The other morning, I was so transfixed by the scenery I spotted at 6.30am in Tullow, Co Carlow, I couldn't resist making a short video to post it up on Instagram for those souls starting Monday by flipping from bed to crowded bus in a matter of minutes.
Yes, indeed, morning walks are now a religious seven days a week ritual and, if I'm lucky, I'll get to replicate the experience again with Romy at the end of the day.
If anyone spotted two lunatics jumping around on Sandymount Beach at 9.15pm on Monday night, stepping out into the fabulous peach evening light unfolding across Dublin Bay, that was the pair of us again, switching up the routine from parkland to beach.
As a desk-bound journalist, I'm uber aware of my largely sedentary lifestyle and how, because of our weather, we've tended to live so much of it indoors. However, thanks to Romy, one long look from those impossibly gorgeous brown doggie eyes is usually enough to get me off the couch and reaching for my coat.
Dog lead and mobile phone for security, I've changed up the routine so there are now no media intrusions. Before, I was all about the headphones and listening to news, music and podcasts. Now it's all about me and the dog, quiet time for my head and good exercise for the body to set me up for later life.
As a Dubliner, walking the dog has given me another gift - of exploring my native city and at weekends, we could spend hours on the go, with frequent pit stops.
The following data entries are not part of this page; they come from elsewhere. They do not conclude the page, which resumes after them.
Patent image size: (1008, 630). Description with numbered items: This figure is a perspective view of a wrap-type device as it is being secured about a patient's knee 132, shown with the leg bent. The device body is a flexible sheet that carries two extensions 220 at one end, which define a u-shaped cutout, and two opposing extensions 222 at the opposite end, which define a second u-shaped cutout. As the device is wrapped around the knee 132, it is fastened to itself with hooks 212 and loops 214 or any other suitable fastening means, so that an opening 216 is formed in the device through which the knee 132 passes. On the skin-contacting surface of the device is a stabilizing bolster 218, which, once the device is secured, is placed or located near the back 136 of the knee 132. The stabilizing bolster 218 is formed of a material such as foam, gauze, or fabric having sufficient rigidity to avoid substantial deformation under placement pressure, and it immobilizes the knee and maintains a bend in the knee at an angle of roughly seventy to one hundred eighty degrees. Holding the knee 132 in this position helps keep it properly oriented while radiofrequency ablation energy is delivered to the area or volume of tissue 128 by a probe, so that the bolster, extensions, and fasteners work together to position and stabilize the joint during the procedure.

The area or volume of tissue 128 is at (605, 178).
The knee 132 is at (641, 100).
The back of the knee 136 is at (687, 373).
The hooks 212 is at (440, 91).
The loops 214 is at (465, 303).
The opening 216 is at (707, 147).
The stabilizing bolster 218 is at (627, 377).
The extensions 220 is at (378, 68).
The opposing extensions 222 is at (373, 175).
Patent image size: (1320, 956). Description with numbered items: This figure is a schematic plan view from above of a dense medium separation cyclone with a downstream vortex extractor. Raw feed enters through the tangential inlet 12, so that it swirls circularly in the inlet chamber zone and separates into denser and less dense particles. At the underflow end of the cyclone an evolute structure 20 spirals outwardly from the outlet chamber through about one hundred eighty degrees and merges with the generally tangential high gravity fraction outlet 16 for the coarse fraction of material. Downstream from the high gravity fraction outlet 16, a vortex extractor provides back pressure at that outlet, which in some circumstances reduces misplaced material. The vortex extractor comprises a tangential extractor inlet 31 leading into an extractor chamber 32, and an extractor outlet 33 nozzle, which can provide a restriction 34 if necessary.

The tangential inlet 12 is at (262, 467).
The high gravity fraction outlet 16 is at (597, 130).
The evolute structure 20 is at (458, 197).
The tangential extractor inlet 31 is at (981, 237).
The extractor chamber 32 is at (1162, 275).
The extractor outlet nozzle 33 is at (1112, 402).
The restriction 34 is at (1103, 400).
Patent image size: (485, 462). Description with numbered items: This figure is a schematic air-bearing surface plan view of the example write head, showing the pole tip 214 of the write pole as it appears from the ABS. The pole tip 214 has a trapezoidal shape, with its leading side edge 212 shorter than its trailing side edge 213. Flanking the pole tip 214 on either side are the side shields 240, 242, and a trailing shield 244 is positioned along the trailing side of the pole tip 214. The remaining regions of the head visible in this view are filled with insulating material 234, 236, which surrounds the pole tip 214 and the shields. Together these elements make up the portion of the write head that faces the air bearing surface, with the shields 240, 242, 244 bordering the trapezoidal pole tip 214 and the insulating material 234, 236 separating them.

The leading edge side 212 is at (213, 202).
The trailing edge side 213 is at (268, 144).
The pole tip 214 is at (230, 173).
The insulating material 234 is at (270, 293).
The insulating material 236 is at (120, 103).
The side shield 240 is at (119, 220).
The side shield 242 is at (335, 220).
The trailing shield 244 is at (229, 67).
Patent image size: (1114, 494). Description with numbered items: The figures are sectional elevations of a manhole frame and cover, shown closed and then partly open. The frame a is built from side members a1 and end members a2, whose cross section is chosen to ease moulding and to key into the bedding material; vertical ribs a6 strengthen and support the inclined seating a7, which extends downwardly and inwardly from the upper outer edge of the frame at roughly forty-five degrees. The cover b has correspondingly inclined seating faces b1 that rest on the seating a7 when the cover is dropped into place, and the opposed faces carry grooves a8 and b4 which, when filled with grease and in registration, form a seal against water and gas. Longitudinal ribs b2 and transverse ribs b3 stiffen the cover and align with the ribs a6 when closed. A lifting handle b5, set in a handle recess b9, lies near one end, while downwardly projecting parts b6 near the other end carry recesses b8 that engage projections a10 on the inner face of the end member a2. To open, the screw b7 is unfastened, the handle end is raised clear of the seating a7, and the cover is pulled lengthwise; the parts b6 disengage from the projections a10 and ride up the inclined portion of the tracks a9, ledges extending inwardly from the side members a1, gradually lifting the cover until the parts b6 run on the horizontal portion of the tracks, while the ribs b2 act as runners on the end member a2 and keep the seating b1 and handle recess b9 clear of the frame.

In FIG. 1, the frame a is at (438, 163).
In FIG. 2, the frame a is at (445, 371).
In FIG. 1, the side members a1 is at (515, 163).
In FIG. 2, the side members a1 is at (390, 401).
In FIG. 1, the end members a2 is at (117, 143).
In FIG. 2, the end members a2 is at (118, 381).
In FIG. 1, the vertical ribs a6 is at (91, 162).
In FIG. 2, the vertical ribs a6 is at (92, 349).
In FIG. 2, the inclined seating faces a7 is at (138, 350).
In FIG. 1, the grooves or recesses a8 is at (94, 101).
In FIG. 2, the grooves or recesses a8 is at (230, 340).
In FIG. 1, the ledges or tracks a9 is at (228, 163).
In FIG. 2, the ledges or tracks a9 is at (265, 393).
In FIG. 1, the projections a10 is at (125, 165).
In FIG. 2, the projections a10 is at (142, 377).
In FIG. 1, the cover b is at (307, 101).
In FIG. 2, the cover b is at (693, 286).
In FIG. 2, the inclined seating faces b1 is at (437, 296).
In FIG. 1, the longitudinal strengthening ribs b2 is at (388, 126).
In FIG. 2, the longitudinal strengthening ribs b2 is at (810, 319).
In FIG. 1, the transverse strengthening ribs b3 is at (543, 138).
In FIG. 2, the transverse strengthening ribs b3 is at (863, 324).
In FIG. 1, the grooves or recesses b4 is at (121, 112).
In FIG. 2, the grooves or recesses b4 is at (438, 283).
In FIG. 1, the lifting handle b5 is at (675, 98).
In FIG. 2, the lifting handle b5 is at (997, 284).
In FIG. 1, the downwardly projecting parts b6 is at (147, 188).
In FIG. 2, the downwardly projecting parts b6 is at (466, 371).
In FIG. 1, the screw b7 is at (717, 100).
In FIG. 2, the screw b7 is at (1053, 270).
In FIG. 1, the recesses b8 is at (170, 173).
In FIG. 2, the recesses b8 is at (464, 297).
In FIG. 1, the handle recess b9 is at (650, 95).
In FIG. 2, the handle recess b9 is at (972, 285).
Thankfully, Romy is small enough to be carried if she gets tired.
Another favourite adventure for the two of us is the Bray to Greystones coastal walk followed by open air breakfast at the Happy Pear, but the key to this is doing it early. A trip along Vico Road, Ireland's answer to the Bay of Naples, followed by a green juice at Select Stores in Dalkey is another favourite of ours and a lap of the Hill of Howth on a sunny day is good for the soul.
Romy may look like a puppy, but she's seven - in dog years, that's middle aged so on those walks, we have a lot in common.